When Miss Clough was sixteen the family returned to Liverpool, and there the next fourteen years of her life were passed. Her attractive and venturesome father died in 1843, leaving her to be thenceforth the companion and protector of her mother. Before this time, she had begun, in a small and tentative way, the less personal work which was to last as long as her life. As far as her own needs were concerned, the only existing means of supplementing her irregular and unsystematic education were such lessons as she could get from private masters. But then, as now, there was plentiful demand for help in the education of others, and she began to teach in a school for Welsh children. Not satisfied with the school curriculum of those days of unscientific pedagogy, she had the children in her own home, on Saturdays or in the evenings, and there taught them, among other subjects, the neglected one of geography. In a magazine article on better methods of teaching reading she embodied her educational theories, showing, youthful as she was, a thorough practical insight into the elementary school system that then existed.

In 1850, Liverpool was, on account of Mrs.
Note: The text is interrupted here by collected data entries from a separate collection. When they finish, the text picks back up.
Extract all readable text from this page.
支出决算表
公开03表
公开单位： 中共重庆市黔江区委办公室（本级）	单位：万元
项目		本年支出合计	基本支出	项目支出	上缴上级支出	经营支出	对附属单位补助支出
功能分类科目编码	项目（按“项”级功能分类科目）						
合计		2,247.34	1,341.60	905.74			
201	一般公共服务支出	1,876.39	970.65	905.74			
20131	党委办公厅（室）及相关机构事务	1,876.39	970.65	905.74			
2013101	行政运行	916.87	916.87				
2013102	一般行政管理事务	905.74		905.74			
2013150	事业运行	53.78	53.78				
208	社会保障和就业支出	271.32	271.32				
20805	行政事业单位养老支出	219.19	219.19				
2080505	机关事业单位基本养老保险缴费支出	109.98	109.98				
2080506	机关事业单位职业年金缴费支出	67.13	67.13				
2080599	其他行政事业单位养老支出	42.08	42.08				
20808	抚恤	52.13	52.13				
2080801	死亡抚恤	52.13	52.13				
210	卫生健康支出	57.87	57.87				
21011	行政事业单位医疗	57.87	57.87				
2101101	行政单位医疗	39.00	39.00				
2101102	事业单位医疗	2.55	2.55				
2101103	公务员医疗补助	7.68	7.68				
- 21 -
Clough’s health, exchanged for Ambleside. There, in the heart of the beautiful lake scenery, and among the stimulating associations of Windermere and its neighboring hills, Miss Clough went on with her work. High up on the “ how,” or fell, above the village, in a small house dignified by the name of “ Eller How,” she opened a school for the children of the place. The school was for boys and girls alike; and it is interesting to know that Miss Clough continued always to approve this plan. There were other features peculiar to her school which, though equally in touch with modern sentiment, could not be carried out in larger places so thoroughly as in the little hillside academy. Thus, each child had its own time-table, suited to its individual needs, and drawn up in the careful mistress’s own way. Unnecessary restraint was banished, and lessons might be learned in window seats or corners, in postures of delicious comfort. It is pleasant to think how the small inhabitants of Wordsworth’s countryside must have delighted in a schoolmistress who, beside having marvelous stores of information which she loved to pour out to eager listeners, was also known on occasion to inquire, “ with admirable gravity and conviction, after the health of certain dolls who were supposed to be suffering from a severe attack of scarlet fever.” An appreciative pupil, now known to fame as Mrs. Humphry Ward, remembers that even as a little child she was impressed by “ the mixture of patience, common sense, and occasional humor with which she treated my troublesome temper.”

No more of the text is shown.